Bis zum bitteren Ende, der Kampf zwischen Genua und Venedig
Crowley beschreibt nicht nur die kriegerischen und technischen Abläufe der Unterwerfung der dalmatinischen Küstenstädte und der Eroberung von Byzanz sehr detailliert. Als wenigstens ebenso interessant und spannend erweist sich die Darstellung der politischen Hintergründe, und Intrigen. Da war der vergebliche Versuch des Papstes durch Diplomatie und Exkommunikation des ganzen Heeres den Kampf gegen die christlichen Städte Dalmatiens und des ja ebenfalls christlichen Byzanz zu verhindern. Da waren die Falschinformationen und taktischen Verschleppungsaktionen des Dogen, um die kaufmännischen Interessen der Seerepublik durchzusetzen und nicht zuletzt die Unterstützung von byzantinischen Marionettenkaisern, um der ganz und gar unchristlichen Unternehmung einen Anschein von Legitimation zu verleihen.

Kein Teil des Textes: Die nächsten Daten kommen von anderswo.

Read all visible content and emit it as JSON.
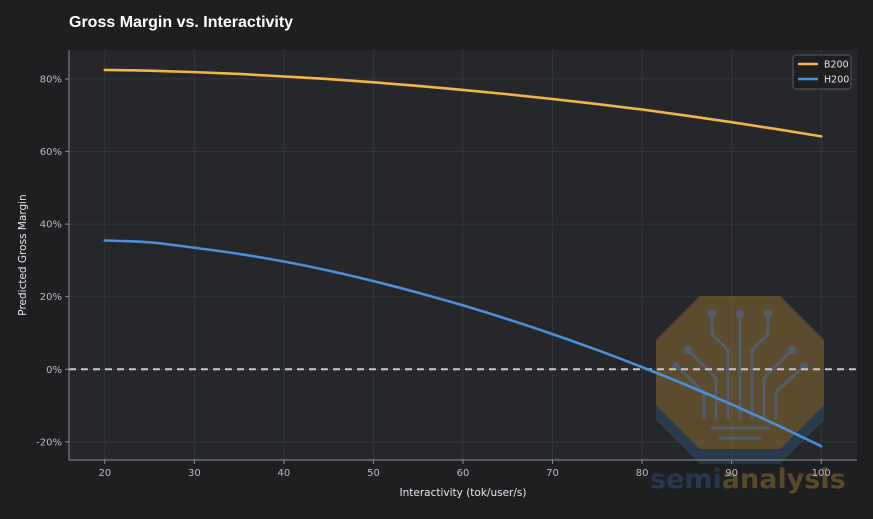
{
  "chart_data": {
    "type": "line",
    "title": "Gross Margin vs. Interactivity",
    "xlabel": "Interactivity (tok/user/s)",
    "ylabel": "Predicted Gross Margin",
    "xlim": [
      16,
      104
    ],
    "ylim": [
      -25,
      88
    ],
    "xticks": [
      20,
      30,
      40,
      50,
      60,
      70,
      80,
      90,
      100
    ],
    "yticks": [
      -20,
      0,
      20,
      40,
      60,
      80
    ],
    "xtick_labels": [
      "20",
      "30",
      "40",
      "50",
      "60",
      "70",
      "80",
      "90",
      "100"
    ],
    "ytick_labels": [
      "-20%",
      "0%",
      "20%",
      "40%",
      "60%",
      "80%"
    ],
    "grid": true,
    "legend_position": "top-right",
    "reference_line": {
      "y": 0,
      "style": "dashed"
    },
    "x": [
      20,
      25,
      30,
      35,
      40,
      45,
      50,
      55,
      60,
      65,
      70,
      75,
      80,
      85,
      90,
      95,
      100
    ],
    "series": [
      {
        "name": "B200",
        "color": "#f2b54a",
        "values": [
          82.5,
          82.3,
          81.9,
          81.4,
          80.7,
          80.0,
          79.1,
          78.1,
          77.0,
          75.8,
          74.5,
          73.1,
          71.6,
          69.9,
          68.1,
          66.2,
          64.2
        ]
      },
      {
        "name": "H200",
        "color": "#4a8fd8",
        "values": [
          35.5,
          35.0,
          33.5,
          31.8,
          29.7,
          27.2,
          24.3,
          21.1,
          17.6,
          13.8,
          9.7,
          5.3,
          0.6,
          -4.4,
          -9.7,
          -15.3,
          -21.2
        ]
      }
    ]
  },
  "watermark": {
    "part1": "semi",
    "part2": "analysis"
  },
  "colors": {
    "background": "#1e1f21",
    "plot_background": "#25272a",
    "grid": "#33363a",
    "zero_line": "#c8c8c8"
  }
}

Mit der byzantinischen Erbschaft war das skrupellose italienische Welthandelsunternehmen aber längst nicht am Ende seiner Ziele. Immer wieder wurde der Lagunenstadt, dem Zentrum des italienischen Staatshandelskonzerns seine Monopolstellung durch die Rivalen Genua und Pisa streitig gemacht. Und auch in dieser Auseinandersetzung spielten militärische, beziehungsweise maritime Stärke, Interessen der europäischen und asiatischen politischen Mächte und selbstverständlich Diplomatie und kaufmännisches Kalkül eine zentrale Rolle.
Die Venedig- AG
Mit dem Sieg über Genua begann ein neues Kapitel des venezianischen „Welthandels“, der nun vor allem durch Diplomatie geprägt war und auf kostspielige militärische Interessenvertretung weitestgehend verzichtete. Diese Phase nutzt Crowley, um näher auf die inneren gesellschaftlichen und organisatorischen Strukturen einzugehen. Dabei offenbart der Autor seinen Lesern ein für mittelalterlich-frühneuzeitliche Verhältnisse geradezu futuristisches Gesellschaftskonzept, das die Seerepublik, den nach Crowley „unpersönlichsten aller Staaten“ als Fremdkörper in der damaligen feudalen Welt präsentiert. Wenn Crowley einen tiefen Blick in das Arsenal Venedigs mit seiner industriell und arbeitsteilig organisierten Schiffsbau- und Ausrüstungsmaschinerie wirft, wenn er die hocheffizienten, zentralisierten staatlichen Verwaltungsstrukturen durchleuchtet, wenn er das Rechts- oder Antikorruptionssystem beschreibt oder die repräsentativen Aktivitäten vorstellt, dann fallen dem Leser Begriffe wie Fließbandproduktion, Controlling, Rechnungswesen, Corporate Identity und vor allem Staatskonzern ein. Die ganze venezianische Gesellschaft präsentiert sich dem Betrachter als ein einziges, zentral gesteuertes Welthandelsunternehmen.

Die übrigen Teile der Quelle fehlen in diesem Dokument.